We’ve been waiting for this day, for a long time.

Years.

My youngest – and final – child has finally figured out how to poop in the potty. (pardon the scientific jargon. I mean “take a dump.”)

This is a Good Thing, right?

But wait. Now she does it ever five minutes. I swear this child has pooped ten times today. In fact, she interrupted the writing of this post with poop. See, you can’t just poop – you have to show somebody. Without a witness, you can’t get to the Much Rejoicing part.

This child has to be the cleanest thing in this house, if you know what I mean. But her eyes are still brown.

Anyway, what a great way to finish the year! I’m thinking I’ve bought my last case of pullups.

Holiday movies

“Dad, I want to see ‘Rocky Balboa.'”

“Do you know what it’s about?”

“Yes. It’s a guy that’s old and hurt and he wants to get into wrestling.”

“That would be boxing.”

“Same thing.”

Then… nothing happened.

After a while, nothing continued to happen.

Hope y’all are well. We are doing Home Stuff, which means Get Organized or Die Trying Week. For inspiration we are watching the HGTV shows where the designer goes to the persons house and makes them throw away their crap, amidst tears and gnashing of teeth.

The kids haven’t drawn (much) blood yet, the dogs only ran away three times yesterday, and there’s only an 80% chance of thunderstorms (some possibly severe) today, so of course they’ll wanna ride bikes all day.

In the Lard Ass department, I ran 3 1/2 miles today, before dawn. It was good.
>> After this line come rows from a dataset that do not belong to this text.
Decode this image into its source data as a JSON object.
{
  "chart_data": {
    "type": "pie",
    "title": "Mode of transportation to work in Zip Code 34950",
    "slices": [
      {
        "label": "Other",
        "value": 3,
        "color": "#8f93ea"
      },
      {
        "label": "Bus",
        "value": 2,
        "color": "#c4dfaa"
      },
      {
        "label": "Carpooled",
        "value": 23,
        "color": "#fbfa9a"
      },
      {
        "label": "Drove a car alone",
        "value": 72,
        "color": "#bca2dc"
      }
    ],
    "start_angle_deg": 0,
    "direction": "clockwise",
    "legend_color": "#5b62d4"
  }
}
It was humid. But I did it. I’m planning on five miles on Sunday to finish out the year in a good way. I was going to do it Monday but that would be just kidding myself.

There’s not much point in watching TV, we get Wall-to-Wall coverage of the Greatest Dead President Since Reagan, also all the “best of” and “worst of” 2006 shows and “how to get organized or die trying.” Nothing I wanna see.

It just started raining. Hard. Must be time to run to the store!